Dan, ya. Bintang menangis. Ternyata kalimat itu sungguh melukai hati Bintang. Banyak sudah perihal sakit hati yang sudah ia alami. Adakah obat penyembuh? Atau hanya pereda saja?

Bintang melangkahkan kakinya untuk menuju kelasnya lagi. Hari ini adalah pelajaran olahraga. Jadi, kelas Bintang mengadakan praktek senam lantai di gedung olahraga seberang lapangan.
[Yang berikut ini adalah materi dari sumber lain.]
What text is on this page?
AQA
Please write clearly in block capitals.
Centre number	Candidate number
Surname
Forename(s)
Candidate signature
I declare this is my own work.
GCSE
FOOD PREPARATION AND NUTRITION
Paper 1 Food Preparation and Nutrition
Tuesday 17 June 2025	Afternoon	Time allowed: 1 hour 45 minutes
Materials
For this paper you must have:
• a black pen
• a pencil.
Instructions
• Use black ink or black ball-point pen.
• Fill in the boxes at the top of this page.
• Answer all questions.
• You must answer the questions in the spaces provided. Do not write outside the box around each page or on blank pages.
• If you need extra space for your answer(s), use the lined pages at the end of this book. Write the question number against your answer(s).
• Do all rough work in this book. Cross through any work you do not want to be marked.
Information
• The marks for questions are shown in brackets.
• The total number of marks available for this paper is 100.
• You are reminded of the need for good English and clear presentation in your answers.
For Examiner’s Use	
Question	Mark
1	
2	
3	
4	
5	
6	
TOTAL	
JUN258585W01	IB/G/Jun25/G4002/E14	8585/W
"Tang, gue bau ya?" tanya Lala sambil mencium setiap inci pusat keringat di tubuhnya.

"Enggak," jawab Bintang. Sebenarnya iya, jika Bintang jujur jadinya Lala aka berdiam di toilet untuk membersihkan tubuhnya sampai waktu pergantian jam habis. Dan itu merugikan bagi Bintang.

"Syukurdeh," jawab Lala sambil menyegir tidak jelas.

Lala memang wanita yang harus serba sempurna. Bahkan kuku telunjuknya patah sedikit ia menangis seperti orang kesetanan. Alasannya kukunya jadi jelek, salon mahal, kutek kuku mahal lah. Dan Bintang jengah itu!

"Bintaaaang!" panggil Gio, si anak basket yang sok kul gaya kayak orang korea.

"Napa?" kata Bintang dan memutar matanya jengah. Setiap Gio menemuinya pasti selalu memakai baju basket dan bola yang sengaja ia pantul-pantulkan. Biar terlihat profesional. Biar gaya yang sok kul itu ditanggapin sama Bintang.

Bintang? Jangan tanya! Ia bosan, bahkan jengah dengan tingkah Gio.

"Yawloh, Tang. Sinis amat tu muka. Mau gue cium, hah?" kata Gio sambil mengedipkan matanya genit.

"Kampret lo!" kata Bintang dan langsung meninggalkan Gio yang sudah memanas karena aksi pedekateannya gagal lagi.

"Lo kalo mau pedekate ama Bintang, jangan tebar pesona mulu!" kata Lala memperingati.

"Bintang nggak suka sama orang yang sok, kaya lo," sambung Lala lagi.

Gio mengalah. Dia pergi menuju lapangan basket dan demi apa, ia melampiaskan emosinya dengan melempar bola basket sekuat tenaganya. Gio merasa harga dirinya terinjak oleh sikap Bintang. Jangan ada dendam diantara mereka. Semoga.

"Bugh!" lemparan bola Gio mengenai kepala seorang lelaki yang sedang berjalan sambil membawa sepiring siomay kesukaan wanita pujaannya.

"Woy taik! Siapa yang lempar bola ini, hah?!" teriak lelaki itu. Sungguh ia sangat marah, selain karena kepala yang amat berdenyut, tetapi juga sepiring siomay untuk wanita pujaannya yang terhempas sia-sia di lantai.